Deux heures plus tard, un nouveau train de marchandises remmenait Grandgoujon, sa girouette, et un wagon pour la Compagnie Z. Il avait acheté des sardines, du pâté de foie, du saucisson : cette nourriture l’aida, jointe à sa tendresse native, à s’émouvoir lui-même de sa chance ; et le bonheur d’être sauf s’augmenta de l’émotion de revoir bientôt sa mère et de lui faire un récit dramatique. Au bout de vingt-six heures il atteignit Noisy. Sur les dires d’un homme d’équipe qui affirma : « Ton wagon va mariner là deux jours », il se glissa dehors, sauta dans un tramway, et arriva rue Denfert-Rochereau. Comme Paris et son quartier lui parurent avenants et clairs !

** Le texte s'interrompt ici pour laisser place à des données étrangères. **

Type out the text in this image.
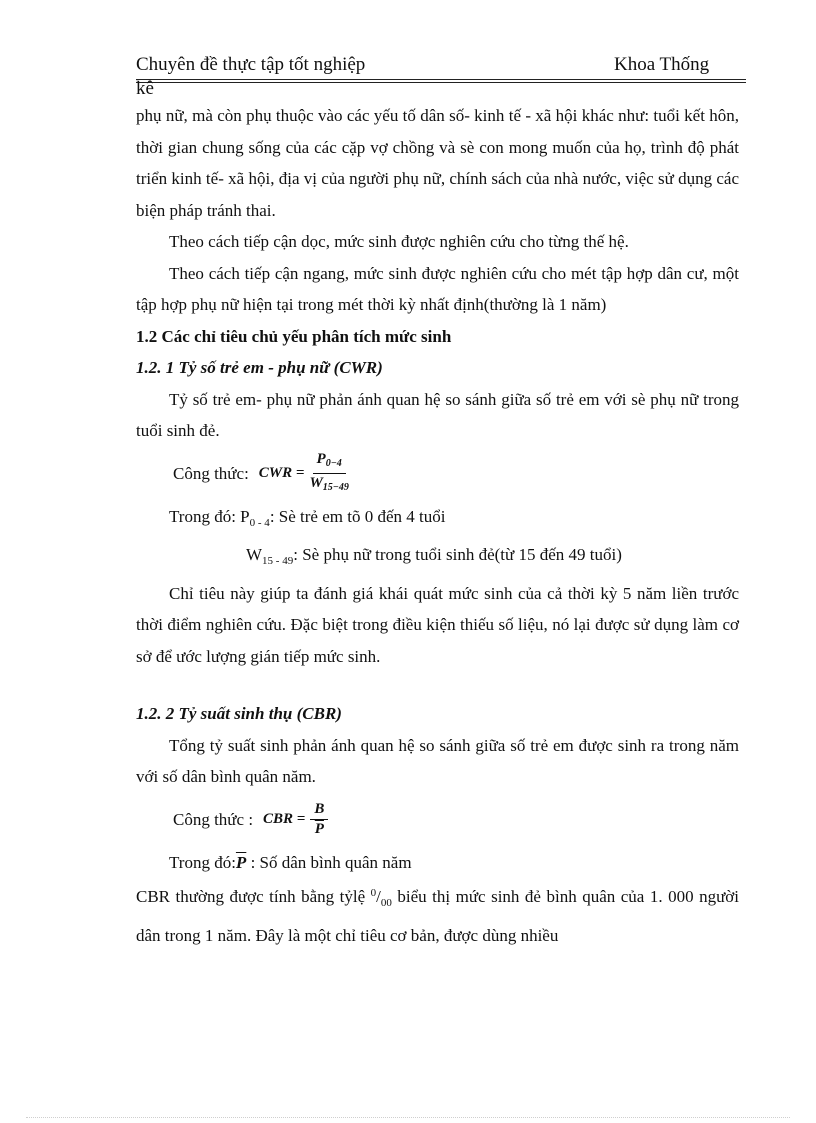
Chuyên đề thực tập tốt nghiệp	Khoa Thống
kê

phụ nữ, mà còn phụ thuộc vào các yếu tố dân số- kinh tế - xã hội khác như: tuổi kết hôn, thời gian chung sống của các cặp vợ chồng và sè con mong muốn của họ, trình độ phát triển kinh tế- xã hội, địa vị của người phụ nữ, chính sách của nhà nước, việc sử dụng các biện pháp tránh thai.

Theo cách tiếp cận dọc, mức sinh được nghiên cứu cho từng thế hệ.

Theo cách tiếp cận ngang, mức sinh được nghiên cứu cho mét tập hợp dân cư, một tập hợp phụ nữ hiện tại trong mét thời kỳ nhất định(thường là 1 năm)

1.2 Các chỉ tiêu chủ yếu phân tích mức sinh

1.2. 1 Tỷ số trẻ em - phụ nữ (CWR)

Tỷ số trẻ em- phụ nữ phản ánh quan hệ so sánh giữa số trẻ em với sè phụ nữ trong tuổi sinh đẻ.

Công thức: CWR = $\frac{P_{0-4}}{W_{15-49}}$

Trong đó: $P_{0 - 4}$: Sè trẻ em tõ 0 đến 4 tuổi

$W_{15 - 49}$: Sè phụ nữ trong tuổi sinh đẻ(từ 15 đến 49 tuổi)

Chỉ tiêu này giúp ta đánh giá khái quát mức sinh của cả thời kỳ 5 năm liền trước thời điểm nghiên cứu. Đặc biệt trong điều kiện thiếu số liệu, nó lại được sử dụng làm cơ sở để ước lượng gián tiếp mức sinh.

1.2. 2 Tỷ suất sinh thụ (CBR)

Tổng tỷ suất sinh phản ánh quan hệ so sánh giữa số trẻ em được sinh ra trong năm với số dân bình quân năm.

Công thức : CBR = $\frac{B}{P}$

Trong $đó:\overline{P}$ : Số dân bình quân năm

CBR thường được tính bằng tỷlệ $^0/_{00}$ biểu thị mức sinh đẻ bình quân của 1. 000 người dân trong 1 năm. Đây là một chỉ tiêu cơ bản, được dùng nhiều
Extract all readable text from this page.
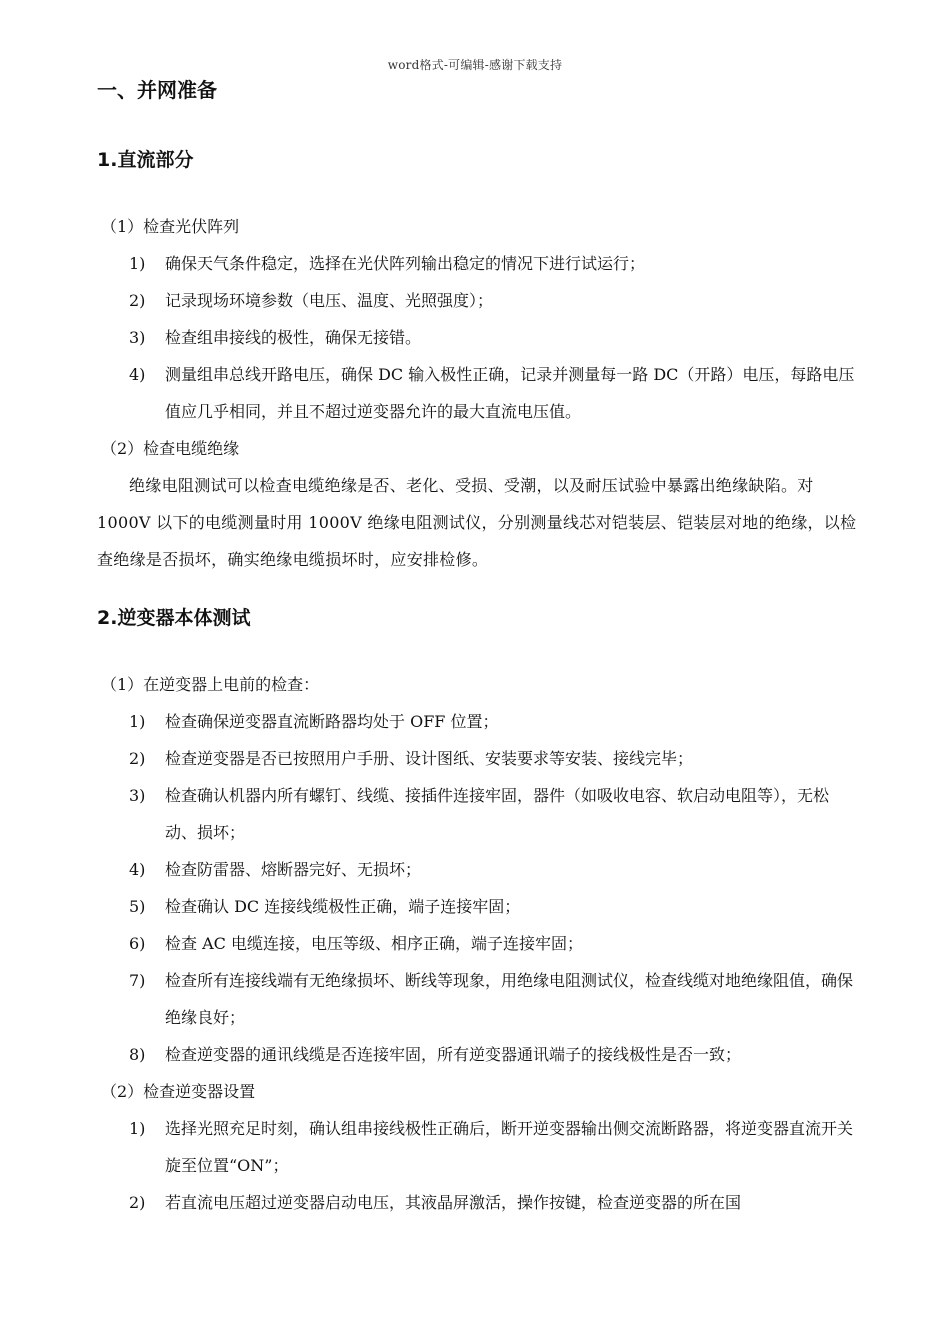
word格式-可编辑-感谢下载支持
一、并网准备
1.直流部分
（1）检查光伏阵列
1) 确保天气条件稳定，选择在光伏阵列输出稳定的情况下进行试运行；
2) 记录现场环境参数（电压、温度、光照强度）；
3) 检查组串接线的极性，确保无接错。
4) 测量组串总线开路电压，确保 DC 输入极性正确，记录并测量每一路 DC（开路）电压，每路电压值应几乎相同，并且不超过逆变器允许的最大直流电压值。
（2）检查电缆绝缘
绝缘电阻测试可以检查电缆绝缘是否、老化、受损、受潮，以及耐压试验中暴露出绝缘缺陷。对 1000V 以下的电缆测量时用 1000V 绝缘电阻测试仪，分别测量线芯对铠装层、铠装层对地的绝缘，以检查绝缘是否损坏，确实绝缘电缆损坏时，应安排检修。
2.逆变器本体测试
（1）在逆变器上电前的检查：
1) 检查确保逆变器直流断路器均处于 OFF 位置；
2) 检查逆变器是否已按照用户手册、设计图纸、安装要求等安装、接线完毕；
3) 检查确认机器内所有螺钉、线缆、接插件连接牢固，器件（如吸收电容、软启动电阻等），无松动、损坏；
4) 检查防雷器、熔断器完好、无损坏；
5) 检查确认 DC 连接线缆极性正确，端子连接牢固；
6) 检查 AC 电缆连接，电压等级、相序正确，端子连接牢固；
7) 检查所有连接线端有无绝缘损坏、断线等现象，用绝缘电阻测试仪，检查线缆对地绝缘阻值，确保绝缘良好；
8) 检查逆变器的通讯线缆是否连接牢固，所有逆变器通讯端子的接线极性是否一致；
（2）检查逆变器设置
1) 选择光照充足时刻，确认组串接线极性正确后，断开逆变器输出侧交流断路器，将逆变器直流开关旋至位置“ON”；
2) 若直流电压超过逆变器启动电压，其液晶屏激活，操作按键，检查逆变器的所在国
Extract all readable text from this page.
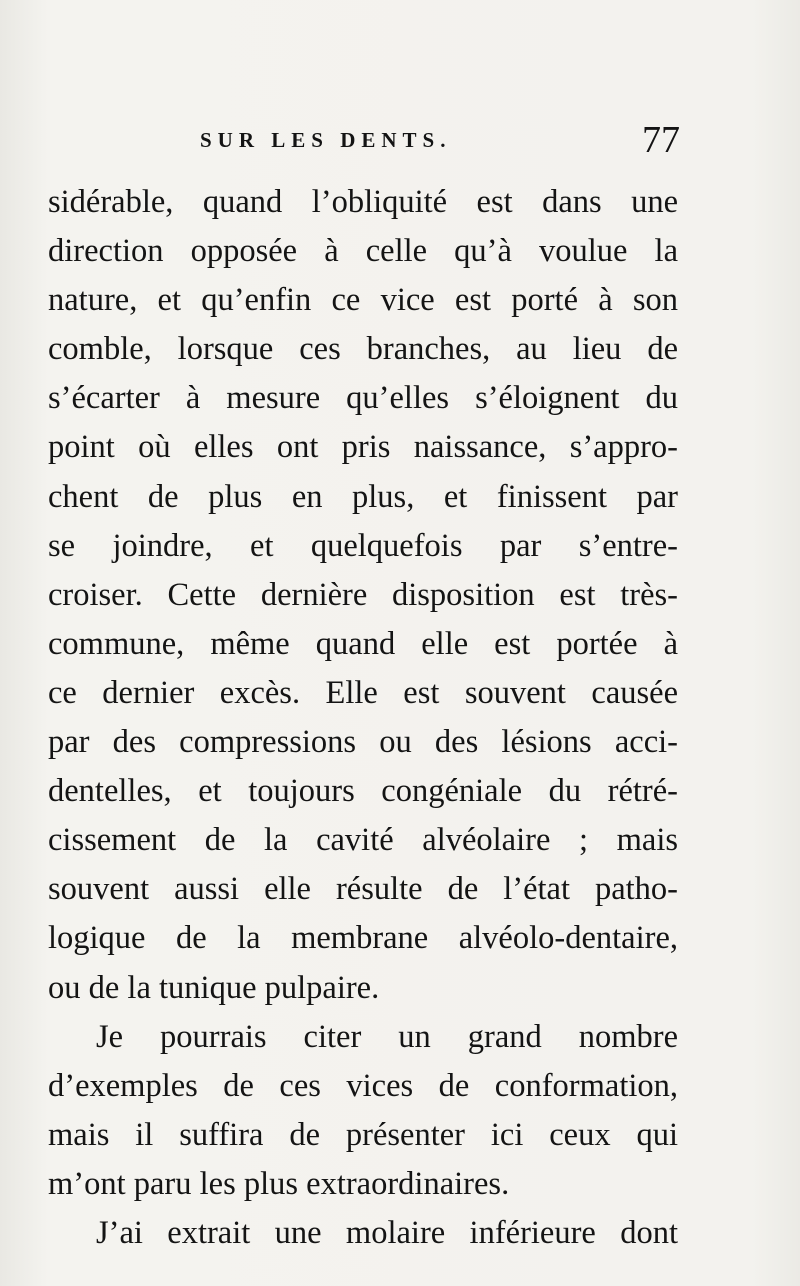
SUR LES DENTS.	77
sidérable, quand l’obliquité est dans une
direction opposée à celle qu’à voulue la
nature, et qu’enfin ce vice est porté à son
comble, lorsque ces branches, au lieu de
s’écarter à mesure qu’elles s’éloignent du
point où elles ont pris naissance, s’appro-
chent de plus en plus, et finissent par
se joindre, et quelquefois par s’entre-
croiser. Cette dernière disposition est très-
commune, même quand elle est portée à
ce dernier excès. Elle est souvent causée
par des compressions ou des lésions acci-
dentelles, et toujours congéniale du rétré-
cissement de la cavité alvéolaire ; mais
souvent aussi elle résulte de l’état patho-
logique de la membrane alvéolo-dentaire,
ou de la tunique pulpaire.
Je pourrais citer un grand nombre
d’exemples de ces vices de conformation,
mais il suffira de présenter ici ceux qui
m’ont paru les plus extraordinaires.
J’ai extrait une molaire inférieure dont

Mais Madame Grandgoujon ne mangeait plus, ne dormait plus, rôdait d’une pièce à l’autre, ouvrait la porte de l’escalier, guettait par les fenêtres, geignait : « Mon Dieu ! Où peut-il être ? », s’enfermait pour pleurer, courait chez Madame Creveau, revenait aux abois, puis gémissait près de Mariette et se couchait en suppliant Dieu, pour se réveiller, haletante, en proie à des cauchemars !

Lorsqu’elle entendit le pas de son fils, ah ! qu’elle courut ! Elle lui sauta au cou, si troublée qu’elle posa dix questions sans entendre une réponse. Lui, répéta trois fois : « J’ai été bombardé, je te dis ! »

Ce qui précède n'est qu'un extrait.